To build unit tests, the submodule dependency of Unity is required. Use
the following command to clone the submodule:
```
git submodule update --checkout --init --recursive --test/unit-test/Unity
```
### Platform Prerequisites
- For running unit tests
- C90 compiler like gcc
- CMake 3.13.0 or later
- Ruby 2.0.0 or later is additionally required for the Unity test framework (that we use).
- For running the coverage target, lcov is additionally required.

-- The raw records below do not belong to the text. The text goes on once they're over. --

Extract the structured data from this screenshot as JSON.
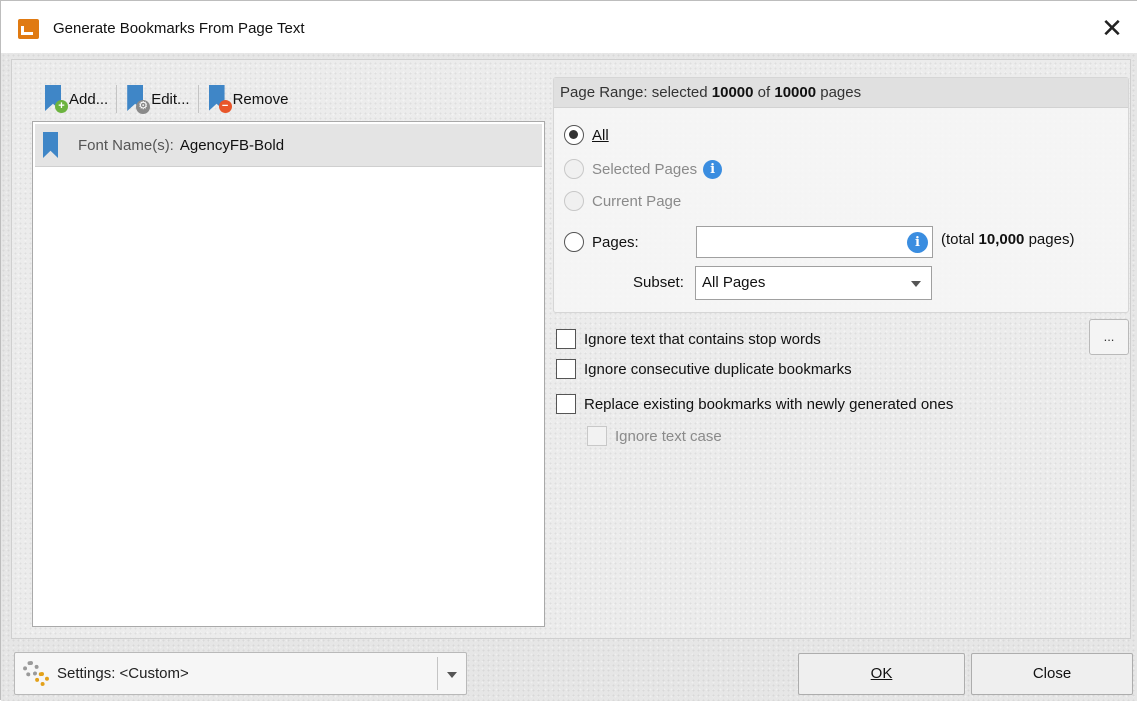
{
  "window": {
    "title": "Generate Bookmarks From Page Text",
    "close_glyph": "✕"
  },
  "toolbar": {
    "add_label": "Add...",
    "edit_label": "Edit...",
    "remove_label": "Remove"
  },
  "list": {
    "items": [
      {
        "label": "Font Name(s):",
        "value": "AgencyFB-Bold"
      }
    ]
  },
  "page_range": {
    "header_prefix": "Page Range: selected ",
    "selected_count": "10000",
    "header_mid": " of ",
    "total_count": "10000",
    "header_suffix": " pages",
    "options": {
      "all": {
        "label": "All",
        "checked": true
      },
      "selected_pages": {
        "label": "Selected Pages",
        "disabled": true
      },
      "current_page": {
        "label": "Current Page",
        "disabled": true
      },
      "pages": {
        "label": "Pages:",
        "value": ""
      }
    },
    "total_prefix": "(total ",
    "total_value": "10,000",
    "total_suffix": " pages)",
    "subset_label": "Subset:",
    "subset_value": "All Pages"
  },
  "options": {
    "ignore_stop_words": {
      "label": "Ignore text that contains stop words",
      "checked": false
    },
    "ignore_duplicates": {
      "label": "Ignore consecutive duplicate bookmarks",
      "checked": false
    },
    "replace_existing": {
      "label": "Replace existing bookmarks with newly generated ones",
      "checked": false
    },
    "ignore_case": {
      "label": "Ignore text case",
      "checked": false,
      "disabled": true
    },
    "dots_label": "..."
  },
  "footer": {
    "settings_label": "Settings: <Custom>",
    "ok_label": "OK",
    "close_label": "Close"
  },
  "colors": {
    "accent": "#3f86c7",
    "info": "#3a8de0",
    "app_icon": "#e07a12"
  }
}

### Steps to build Unit Tests
1. Go to the root directory of this repository. (Make
sure that the **Unity** submodule is cloned as described
[above](#checkout-unity-submodule).)
1. Create build directory: `mkdir build && cd build`
1. Run *cmake* while inside build directory: `cmake -S ../test`
1. Run this command to build the library and unit tests: `make all`
1. The generated test executables will be present in `build/bin/tests` folder.
1. Run `ctest` to execute all tests and view the test run summary.
## Contributing
See [CONTRIBUTING.md](./.github/CONTRIBUTING.md) for information on contributing.